Billion-Dollar Kiss
The Kiss that Saved Dawson’s Creek
and Other Adventures in TV Writing
Jeffrey Stepakoff
“Call it ‘Adventures in the Small Screen Trade,’ a memoir with insight into history, culture and business. Billion-Dollar Kiss tells its story with everything we strive for in great TV -- some great lines, cool twists, and the one thing we don’t always achieve: truth.” - Juan Carlos Coto, Writer-Producer, Invasion, The Pretender, the Dead Zone
When Jeffrey Stepakoff was graduating with an MFA in playwriting, he imagined a life in the New York theater, wearing a beret and smoking clove cigarettes. Writing for the “boob tube” didn't even cross his mind. But, he ended up in L.A. in the late 80's, when television was experiencing an explosion – both creative and financial. After the billion-dollar syndication of Seinfeld, when studios were paying astronomical amounts of money to writers to create the next Friends, or ER, the sudden mania for scripted entertainment made the TV writer a hot commodity. He found himself meeting with big agents, inside primetime story rooms, pitch meetings, and on the set of some of TV's most popular shows, and at the epicenter of what can really only be called a gold rush.

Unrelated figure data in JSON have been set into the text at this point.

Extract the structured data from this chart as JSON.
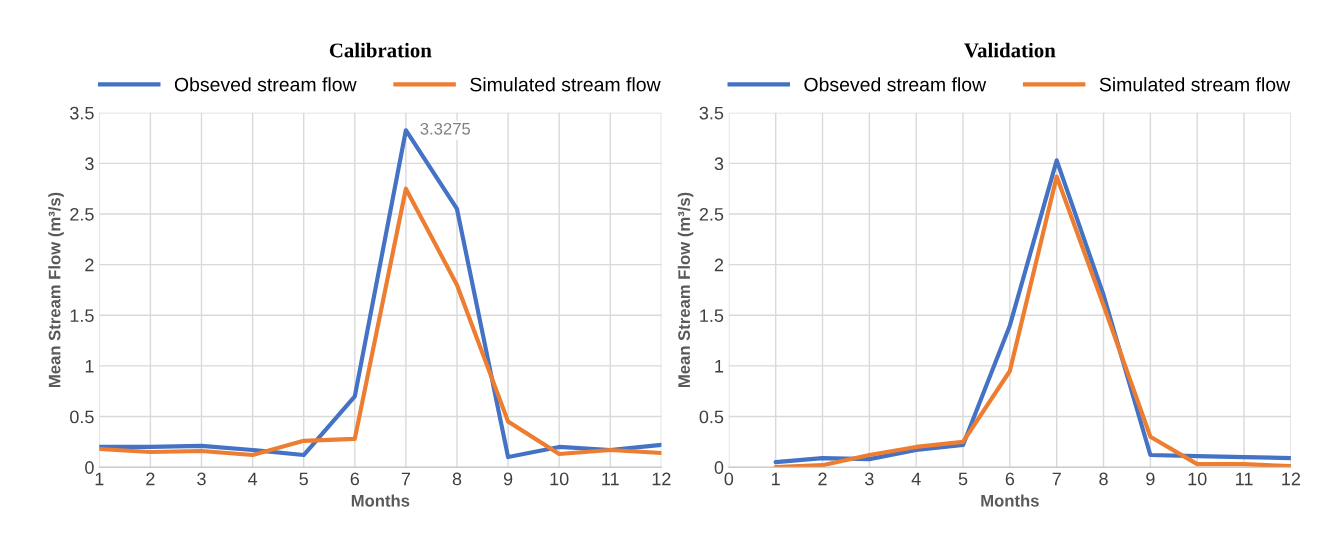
{
  "chart_data": [
    {
      "type": "line",
      "title": "Calibration",
      "xlabel": "Months",
      "ylabel": "Mean Stream Flow (m³/s)",
      "x": [
        1,
        2,
        3,
        4,
        5,
        6,
        7,
        8,
        9,
        10,
        11,
        12
      ],
      "xlim": [
        1,
        12
      ],
      "xticks": [
        1,
        2,
        3,
        4,
        5,
        6,
        7,
        8,
        9,
        10,
        11,
        12
      ],
      "ylim": [
        0,
        3.5
      ],
      "yticks": [
        0,
        0.5,
        1,
        1.5,
        2,
        2.5,
        3,
        3.5
      ],
      "grid": true,
      "legend": "top",
      "marker": "none",
      "line_style": "solid",
      "series": [
        {
          "name": "Obseved stream flow",
          "color": "#4472c4",
          "values": [
            0.2,
            0.2,
            0.21,
            0.17,
            0.12,
            0.7,
            3.3275,
            2.55,
            0.1,
            0.2,
            0.17,
            0.22
          ],
          "value_labels": [
            null,
            null,
            null,
            null,
            null,
            null,
            "3.3275",
            null,
            null,
            null,
            null,
            null
          ]
        },
        {
          "name": "Simulated stream flow",
          "color": "#ed7d31",
          "values": [
            0.18,
            0.15,
            0.16,
            0.12,
            0.26,
            0.28,
            2.75,
            1.8,
            0.45,
            0.13,
            0.17,
            0.14
          ]
        }
      ]
    },
    {
      "type": "line",
      "title": "Validation",
      "xlabel": "Months",
      "ylabel": "Mean Stream Flow (m³/s)",
      "x": [
        1,
        2,
        3,
        4,
        5,
        6,
        7,
        8,
        9,
        10,
        11,
        12
      ],
      "xlim": [
        0,
        12
      ],
      "xticks": [
        0,
        1,
        2,
        3,
        4,
        5,
        6,
        7,
        8,
        9,
        10,
        11,
        12
      ],
      "ylim": [
        0,
        3.5
      ],
      "yticks": [
        0,
        0.5,
        1,
        1.5,
        2,
        2.5,
        3,
        3.5
      ],
      "grid": true,
      "legend": "top",
      "marker": "none",
      "line_style": "solid",
      "series": [
        {
          "name": "Obseved stream flow",
          "color": "#4472c4",
          "values": [
            0.05,
            0.09,
            0.08,
            0.17,
            0.22,
            1.4,
            3.03,
            1.7,
            0.12,
            0.11,
            0.1,
            0.09
          ]
        },
        {
          "name": "Simulated stream flow",
          "color": "#ed7d31",
          "values": [
            0.0,
            0.02,
            0.12,
            0.2,
            0.25,
            0.95,
            2.87,
            1.6,
            0.3,
            0.03,
            0.03,
            0.01
          ]
        }
      ]
    }
  ]
}
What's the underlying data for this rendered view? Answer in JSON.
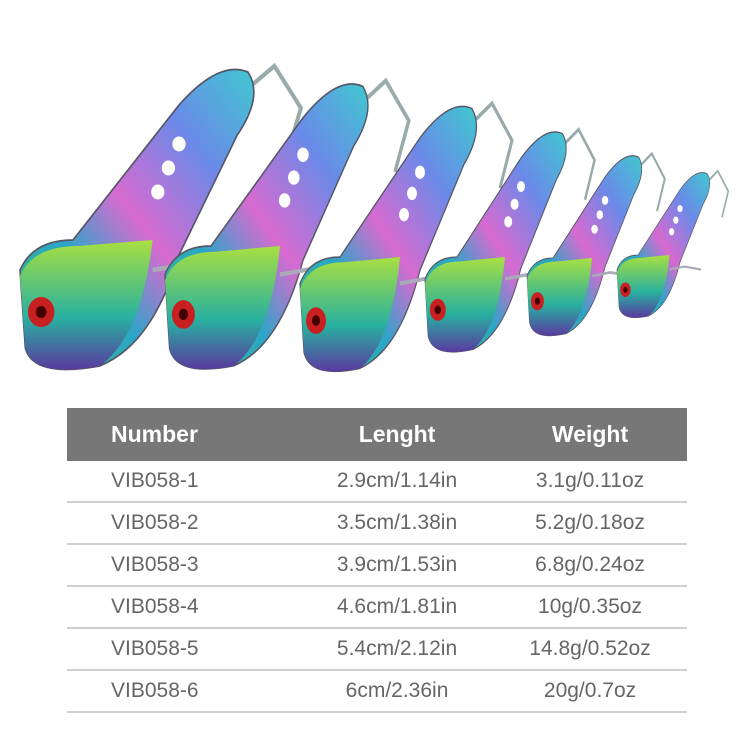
{
  "table": {
    "headers": [
      "Number",
      "Lenght",
      "Weight"
    ],
    "rows": [
      [
        "VIB058-1",
        "2.9cm/1.14in",
        "3.1g/0.11oz"
      ],
      [
        "VIB058-2",
        "3.5cm/1.38in",
        "5.2g/0.18oz"
      ],
      [
        "VIB058-3",
        "3.9cm/1.53in",
        "6.8g/0.24oz"
      ],
      [
        "VIB058-4",
        "4.6cm/1.81in",
        "10g/0.35oz"
      ],
      [
        "VIB058-5",
        "5.4cm/2.12in",
        "14.8g/0.52oz"
      ],
      [
        "VIB058-6",
        "6cm/2.36in",
        "20g/0.7oz"
      ]
    ]
  },
  "colors": {
    "header_bg": "#777777",
    "header_text": "#ffffff",
    "body_text": "#666666"
  }
}
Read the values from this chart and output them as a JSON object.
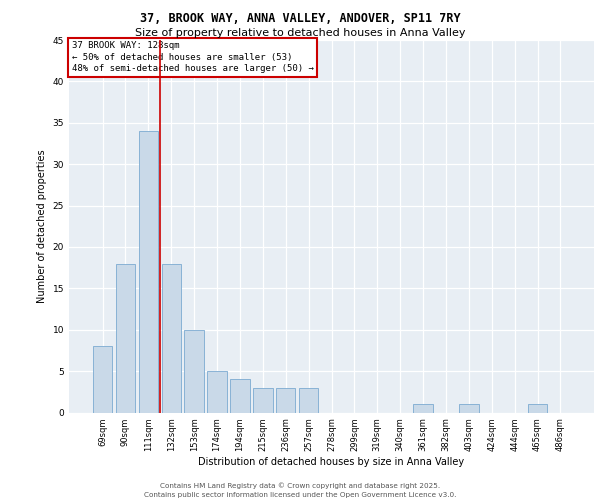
{
  "title_line1": "37, BROOK WAY, ANNA VALLEY, ANDOVER, SP11 7RY",
  "title_line2": "Size of property relative to detached houses in Anna Valley",
  "xlabel": "Distribution of detached houses by size in Anna Valley",
  "ylabel": "Number of detached properties",
  "bar_labels": [
    "69sqm",
    "90sqm",
    "111sqm",
    "132sqm",
    "153sqm",
    "174sqm",
    "194sqm",
    "215sqm",
    "236sqm",
    "257sqm",
    "278sqm",
    "299sqm",
    "319sqm",
    "340sqm",
    "361sqm",
    "382sqm",
    "403sqm",
    "424sqm",
    "444sqm",
    "465sqm",
    "486sqm"
  ],
  "bar_values": [
    8,
    18,
    34,
    18,
    10,
    5,
    4,
    3,
    3,
    3,
    0,
    0,
    0,
    0,
    1,
    0,
    1,
    0,
    0,
    1,
    0
  ],
  "bar_color": "#c9d9e8",
  "bar_edgecolor": "#7baad1",
  "vline_color": "#cc0000",
  "vline_position": 2.5,
  "annotation_text": "37 BROOK WAY: 128sqm\n← 50% of detached houses are smaller (53)\n48% of semi-detached houses are larger (50) →",
  "box_edgecolor": "#cc0000",
  "ylim": [
    0,
    45
  ],
  "yticks": [
    0,
    5,
    10,
    15,
    20,
    25,
    30,
    35,
    40,
    45
  ],
  "grid_color": "#dce6f0",
  "background_color": "#e8eef4",
  "footer_line1": "Contains HM Land Registry data © Crown copyright and database right 2025.",
  "footer_line2": "Contains public sector information licensed under the Open Government Licence v3.0."
}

Weaving his personal story with Television's, Stepakoff takes us behind the scenes to show what it's like to have a story idea one week and see it come to life and be seen by millions of people just a week later. Stepakoff also takes us inside to explain what we're watching and why by exploring the growing problems of media consolidation, the effects of interference from executives, the lack of diversity, and what reality TV is doing to quality scripted television. When the market crashed and the dust settled, TV executives and the media conglomerates they worked for were sitting on a broken business model. Slowly, a new programming idea began to take hold – what if the writers and their salaries were removed from the equation? Reality TV was born and the TV writer suddenly became obsolete – at least temporarily.